And honestly, i believe source material and playback equipment have serious shortcomings. There is not a lot of really well recorded works.
That's rather disrespectful of the sound recording industry.
Over here in the UK, there is a clear path of excellence in recording going back 100 years, very much in parallel with developments in the USA. The advantage over here was that EMI and Decca with their research facilities and recording venues based in London also had an extraordinary wealth of music talent a taxi ride away, often just a short walk. That gives us the pleasure of being able listen to world class performances on a regular basis and then go home and listen to their equally magnificent recordings.
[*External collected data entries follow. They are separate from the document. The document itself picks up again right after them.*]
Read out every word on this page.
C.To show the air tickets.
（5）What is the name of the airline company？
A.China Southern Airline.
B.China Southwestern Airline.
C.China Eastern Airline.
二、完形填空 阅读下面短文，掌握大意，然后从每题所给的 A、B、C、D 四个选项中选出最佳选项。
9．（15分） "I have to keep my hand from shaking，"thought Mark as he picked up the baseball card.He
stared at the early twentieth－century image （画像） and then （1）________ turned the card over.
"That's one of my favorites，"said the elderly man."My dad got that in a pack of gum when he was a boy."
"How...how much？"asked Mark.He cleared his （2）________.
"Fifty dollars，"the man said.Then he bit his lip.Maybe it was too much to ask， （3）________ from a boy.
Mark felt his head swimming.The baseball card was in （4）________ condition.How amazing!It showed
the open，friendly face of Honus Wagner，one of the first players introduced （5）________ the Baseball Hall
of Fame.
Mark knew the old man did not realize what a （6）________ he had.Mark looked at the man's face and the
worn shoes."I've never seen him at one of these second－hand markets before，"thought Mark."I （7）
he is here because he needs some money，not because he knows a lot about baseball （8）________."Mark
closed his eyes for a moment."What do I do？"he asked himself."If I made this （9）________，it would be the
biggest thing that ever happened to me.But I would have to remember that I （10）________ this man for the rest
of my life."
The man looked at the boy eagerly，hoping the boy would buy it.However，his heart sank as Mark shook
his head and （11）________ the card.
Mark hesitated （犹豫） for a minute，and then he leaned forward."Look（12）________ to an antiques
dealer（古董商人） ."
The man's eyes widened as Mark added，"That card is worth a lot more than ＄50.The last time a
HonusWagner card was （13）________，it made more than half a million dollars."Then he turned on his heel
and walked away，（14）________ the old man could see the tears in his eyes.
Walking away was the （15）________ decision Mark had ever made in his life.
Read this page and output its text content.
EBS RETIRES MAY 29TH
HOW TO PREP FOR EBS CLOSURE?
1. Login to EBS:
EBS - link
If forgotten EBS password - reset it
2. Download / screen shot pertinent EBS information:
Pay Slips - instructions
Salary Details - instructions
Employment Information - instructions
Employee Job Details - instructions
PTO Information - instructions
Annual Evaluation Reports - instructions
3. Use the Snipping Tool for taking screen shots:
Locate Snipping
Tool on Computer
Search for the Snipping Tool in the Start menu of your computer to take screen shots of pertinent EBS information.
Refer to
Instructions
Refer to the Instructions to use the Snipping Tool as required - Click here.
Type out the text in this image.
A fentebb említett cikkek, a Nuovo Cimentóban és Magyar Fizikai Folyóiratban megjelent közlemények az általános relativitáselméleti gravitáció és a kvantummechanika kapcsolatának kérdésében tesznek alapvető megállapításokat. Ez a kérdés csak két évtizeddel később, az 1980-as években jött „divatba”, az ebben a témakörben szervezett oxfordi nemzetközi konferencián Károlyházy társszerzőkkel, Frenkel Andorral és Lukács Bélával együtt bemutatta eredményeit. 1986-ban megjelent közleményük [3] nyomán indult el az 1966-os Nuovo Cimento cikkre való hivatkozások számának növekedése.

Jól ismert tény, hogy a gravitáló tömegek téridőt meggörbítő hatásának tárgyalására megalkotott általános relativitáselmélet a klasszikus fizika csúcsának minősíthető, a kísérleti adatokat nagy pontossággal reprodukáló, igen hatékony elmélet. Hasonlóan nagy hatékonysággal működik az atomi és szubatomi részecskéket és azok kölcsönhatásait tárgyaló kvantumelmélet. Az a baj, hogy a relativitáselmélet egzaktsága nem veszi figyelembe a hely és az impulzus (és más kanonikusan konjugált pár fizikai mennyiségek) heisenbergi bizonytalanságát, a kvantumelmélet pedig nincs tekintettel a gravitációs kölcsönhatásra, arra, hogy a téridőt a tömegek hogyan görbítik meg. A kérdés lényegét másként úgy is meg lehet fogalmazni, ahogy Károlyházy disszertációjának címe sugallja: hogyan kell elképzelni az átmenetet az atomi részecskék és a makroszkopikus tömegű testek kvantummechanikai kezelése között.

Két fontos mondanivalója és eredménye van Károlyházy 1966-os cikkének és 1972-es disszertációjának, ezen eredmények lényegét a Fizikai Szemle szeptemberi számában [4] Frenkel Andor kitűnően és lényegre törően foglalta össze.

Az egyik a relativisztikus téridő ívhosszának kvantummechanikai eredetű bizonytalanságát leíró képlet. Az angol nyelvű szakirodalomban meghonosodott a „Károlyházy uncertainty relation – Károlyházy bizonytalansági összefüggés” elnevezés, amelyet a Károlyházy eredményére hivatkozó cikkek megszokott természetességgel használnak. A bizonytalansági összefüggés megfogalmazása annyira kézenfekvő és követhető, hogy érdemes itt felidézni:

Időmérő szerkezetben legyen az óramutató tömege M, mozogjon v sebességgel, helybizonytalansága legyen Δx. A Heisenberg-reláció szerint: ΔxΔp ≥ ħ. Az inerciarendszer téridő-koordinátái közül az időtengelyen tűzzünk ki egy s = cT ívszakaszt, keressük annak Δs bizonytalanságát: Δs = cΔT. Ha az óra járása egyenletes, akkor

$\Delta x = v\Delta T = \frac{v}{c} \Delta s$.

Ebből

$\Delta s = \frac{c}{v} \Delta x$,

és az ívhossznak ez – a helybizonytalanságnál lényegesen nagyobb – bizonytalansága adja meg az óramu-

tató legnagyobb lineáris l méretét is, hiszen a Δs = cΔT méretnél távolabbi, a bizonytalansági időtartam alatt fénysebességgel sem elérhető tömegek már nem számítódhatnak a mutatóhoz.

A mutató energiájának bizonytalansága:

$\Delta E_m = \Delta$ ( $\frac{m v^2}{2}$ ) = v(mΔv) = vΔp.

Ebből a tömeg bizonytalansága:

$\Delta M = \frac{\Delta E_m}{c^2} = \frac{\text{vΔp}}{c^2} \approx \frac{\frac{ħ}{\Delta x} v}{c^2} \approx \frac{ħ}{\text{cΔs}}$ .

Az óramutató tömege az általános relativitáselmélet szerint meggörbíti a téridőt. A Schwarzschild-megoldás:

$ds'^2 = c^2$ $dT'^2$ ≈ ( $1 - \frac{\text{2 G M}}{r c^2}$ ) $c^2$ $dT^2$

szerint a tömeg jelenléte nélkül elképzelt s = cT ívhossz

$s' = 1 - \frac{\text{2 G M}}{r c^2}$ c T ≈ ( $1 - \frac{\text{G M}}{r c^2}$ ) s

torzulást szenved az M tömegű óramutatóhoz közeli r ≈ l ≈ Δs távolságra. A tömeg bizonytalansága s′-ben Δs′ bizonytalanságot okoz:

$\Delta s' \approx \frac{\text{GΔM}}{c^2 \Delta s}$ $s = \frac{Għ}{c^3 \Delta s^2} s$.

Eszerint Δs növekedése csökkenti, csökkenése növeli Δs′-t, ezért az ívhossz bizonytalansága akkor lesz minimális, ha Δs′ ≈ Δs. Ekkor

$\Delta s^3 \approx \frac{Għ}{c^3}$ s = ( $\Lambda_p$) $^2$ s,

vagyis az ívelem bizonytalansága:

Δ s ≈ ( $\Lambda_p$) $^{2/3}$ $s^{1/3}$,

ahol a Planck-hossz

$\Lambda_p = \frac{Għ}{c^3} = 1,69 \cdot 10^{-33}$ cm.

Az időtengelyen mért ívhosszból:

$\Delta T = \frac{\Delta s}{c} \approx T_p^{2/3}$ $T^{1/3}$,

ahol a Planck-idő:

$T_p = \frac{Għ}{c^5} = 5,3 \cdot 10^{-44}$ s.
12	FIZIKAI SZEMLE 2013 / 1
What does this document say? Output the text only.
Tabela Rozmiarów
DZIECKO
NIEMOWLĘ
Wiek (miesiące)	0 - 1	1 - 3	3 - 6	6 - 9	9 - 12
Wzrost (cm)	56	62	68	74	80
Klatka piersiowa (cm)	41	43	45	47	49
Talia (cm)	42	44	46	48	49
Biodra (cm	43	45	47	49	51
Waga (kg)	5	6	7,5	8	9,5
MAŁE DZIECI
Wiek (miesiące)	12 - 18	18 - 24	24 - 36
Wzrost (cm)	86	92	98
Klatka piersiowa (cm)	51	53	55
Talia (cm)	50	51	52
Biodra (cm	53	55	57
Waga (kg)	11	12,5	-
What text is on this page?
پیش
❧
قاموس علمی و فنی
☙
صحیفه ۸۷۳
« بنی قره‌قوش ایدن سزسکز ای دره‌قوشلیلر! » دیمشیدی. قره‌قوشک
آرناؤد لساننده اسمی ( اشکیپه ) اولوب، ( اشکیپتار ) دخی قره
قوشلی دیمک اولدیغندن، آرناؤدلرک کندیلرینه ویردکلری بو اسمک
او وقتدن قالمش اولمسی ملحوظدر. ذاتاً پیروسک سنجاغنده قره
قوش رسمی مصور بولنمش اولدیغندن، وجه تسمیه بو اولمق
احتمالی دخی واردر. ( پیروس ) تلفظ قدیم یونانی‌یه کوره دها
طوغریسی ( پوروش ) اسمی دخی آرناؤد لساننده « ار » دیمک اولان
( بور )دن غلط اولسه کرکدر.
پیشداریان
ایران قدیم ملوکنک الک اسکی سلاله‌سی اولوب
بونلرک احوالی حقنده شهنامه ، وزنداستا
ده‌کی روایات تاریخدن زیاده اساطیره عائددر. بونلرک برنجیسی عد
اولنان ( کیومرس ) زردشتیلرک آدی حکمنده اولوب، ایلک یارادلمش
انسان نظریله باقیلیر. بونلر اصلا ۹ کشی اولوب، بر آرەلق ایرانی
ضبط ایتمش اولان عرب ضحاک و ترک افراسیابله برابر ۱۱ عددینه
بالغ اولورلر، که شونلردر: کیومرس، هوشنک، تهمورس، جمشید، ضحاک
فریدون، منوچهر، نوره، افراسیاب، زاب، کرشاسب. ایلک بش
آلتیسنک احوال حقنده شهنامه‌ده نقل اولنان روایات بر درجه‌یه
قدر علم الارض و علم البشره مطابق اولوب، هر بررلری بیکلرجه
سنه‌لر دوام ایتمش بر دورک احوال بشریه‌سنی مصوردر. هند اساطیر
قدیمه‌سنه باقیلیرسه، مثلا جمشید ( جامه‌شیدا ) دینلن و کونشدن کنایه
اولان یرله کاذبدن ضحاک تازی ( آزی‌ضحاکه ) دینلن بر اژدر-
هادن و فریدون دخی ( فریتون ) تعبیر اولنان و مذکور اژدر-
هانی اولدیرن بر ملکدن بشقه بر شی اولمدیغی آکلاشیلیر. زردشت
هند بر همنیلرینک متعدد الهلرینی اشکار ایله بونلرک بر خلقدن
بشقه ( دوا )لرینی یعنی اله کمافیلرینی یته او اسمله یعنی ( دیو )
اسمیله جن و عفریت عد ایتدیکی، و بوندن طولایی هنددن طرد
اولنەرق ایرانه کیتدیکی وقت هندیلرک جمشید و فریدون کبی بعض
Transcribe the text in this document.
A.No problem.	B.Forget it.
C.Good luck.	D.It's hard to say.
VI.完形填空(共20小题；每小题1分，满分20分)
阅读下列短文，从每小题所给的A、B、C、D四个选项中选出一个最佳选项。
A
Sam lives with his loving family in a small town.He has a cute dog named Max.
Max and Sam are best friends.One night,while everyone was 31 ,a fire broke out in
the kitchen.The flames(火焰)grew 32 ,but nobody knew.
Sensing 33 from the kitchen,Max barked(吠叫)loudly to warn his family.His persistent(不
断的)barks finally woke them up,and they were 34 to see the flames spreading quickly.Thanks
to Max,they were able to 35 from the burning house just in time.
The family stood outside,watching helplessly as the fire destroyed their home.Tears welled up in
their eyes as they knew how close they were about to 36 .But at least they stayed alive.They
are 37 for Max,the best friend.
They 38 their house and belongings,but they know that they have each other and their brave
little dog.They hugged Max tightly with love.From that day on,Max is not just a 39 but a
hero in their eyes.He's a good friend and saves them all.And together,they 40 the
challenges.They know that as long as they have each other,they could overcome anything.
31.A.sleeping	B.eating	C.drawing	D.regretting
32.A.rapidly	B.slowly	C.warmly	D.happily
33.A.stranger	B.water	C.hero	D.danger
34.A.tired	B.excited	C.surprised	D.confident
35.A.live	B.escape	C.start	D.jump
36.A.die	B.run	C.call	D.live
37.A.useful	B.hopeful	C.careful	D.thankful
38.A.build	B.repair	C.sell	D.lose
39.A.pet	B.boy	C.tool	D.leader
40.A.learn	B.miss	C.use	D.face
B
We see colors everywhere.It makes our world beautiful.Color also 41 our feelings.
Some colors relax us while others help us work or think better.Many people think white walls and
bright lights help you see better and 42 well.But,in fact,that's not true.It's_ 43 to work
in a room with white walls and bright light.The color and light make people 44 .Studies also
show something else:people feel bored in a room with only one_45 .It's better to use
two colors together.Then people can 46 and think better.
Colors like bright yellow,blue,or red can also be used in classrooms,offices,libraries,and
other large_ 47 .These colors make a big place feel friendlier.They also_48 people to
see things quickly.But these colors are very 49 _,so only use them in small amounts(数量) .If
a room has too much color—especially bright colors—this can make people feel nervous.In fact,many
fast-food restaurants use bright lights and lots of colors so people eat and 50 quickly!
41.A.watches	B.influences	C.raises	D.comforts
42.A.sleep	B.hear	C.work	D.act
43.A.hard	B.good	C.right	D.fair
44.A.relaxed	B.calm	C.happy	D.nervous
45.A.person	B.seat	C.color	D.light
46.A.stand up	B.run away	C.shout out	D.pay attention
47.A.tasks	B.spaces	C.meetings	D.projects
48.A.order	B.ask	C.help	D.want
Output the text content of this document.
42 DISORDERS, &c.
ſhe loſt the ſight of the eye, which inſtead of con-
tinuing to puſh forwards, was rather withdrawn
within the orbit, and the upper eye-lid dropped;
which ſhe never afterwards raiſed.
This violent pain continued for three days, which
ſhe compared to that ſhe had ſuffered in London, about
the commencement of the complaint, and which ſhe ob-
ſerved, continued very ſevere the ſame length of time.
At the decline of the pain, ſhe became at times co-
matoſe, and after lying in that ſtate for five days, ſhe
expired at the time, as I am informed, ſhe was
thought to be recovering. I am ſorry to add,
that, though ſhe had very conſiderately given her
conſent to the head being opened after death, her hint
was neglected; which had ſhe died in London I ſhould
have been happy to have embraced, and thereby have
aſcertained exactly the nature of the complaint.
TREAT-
Jared Sachs of Channel Classics (Amsterdam) has made some of the best recordings of the last couple of decades, including with Rachel Podger at St Judes, a church I can see here from my window. In particular, at Decca you had Arthur Haddy and his protege Kenneth Wilkinson (of Decca Tree and ffrr fame), who made thousands of great recordings. Wilkie's protege is Simon Eadon, who was as Decca for 27 years and is still going after 50+ years.
The rather bizarre RCA Victor Royal Ballet/Ansermet 1959 recording that people rave about (now on Analogue Productions) was actually a Decca production, engineered by Kenneth Wilkinson at Kingsway Hall, one of Decca's main venues.
If you want a reference, try this one, engineered by Simon Eadon during extreme lockdown in Henry Wood Hall, a favourite venue for many record labels for some 50 years. I've heard this performer many times and on my humble audio system it takes you very deep into the music.
Another favoured venue is St Silas (
https://www.discogs.com/label/385986-Church-Of-St-Silas-The-Martyr-Kentish-Town).
This St Silas recording, by a close friend of AI above, who we've also heard perform many times, was engineered by David Hinitt. He trained at Surrey University, where the Music Recording course was run by John Borwick, probably the leading recording engineer of his time and who trained a generation of BBC recording engineers. (He was also an audiophile and was the Audio editor of Gramophone for about 30 years.) His reference book has been in print for over 40 years.
In my experience, recorded music has only one real shortcoming that can be fully explained in a few words - "it's not live". That aside, there are many thousands of incredibly well recorded productions, more than I could listen to in my lifetime.
16/44 PCM was chosen to provide more than enough dynamic range for human hearing. I have some recordings from the 1970s that were done in 14-bit PCM, so 16-bit was not a given. One of the skills of the recording engineer is, if necessary, to compress the recorded sound so that it is audible in a typical listening space. There are some recordings with too much dynamic range that cannot be played in a decent audio room without tweaking the volume.
So a big shout-out for recording engineers who continue to do a great job and provide magnificent source material with lots of "inner detail".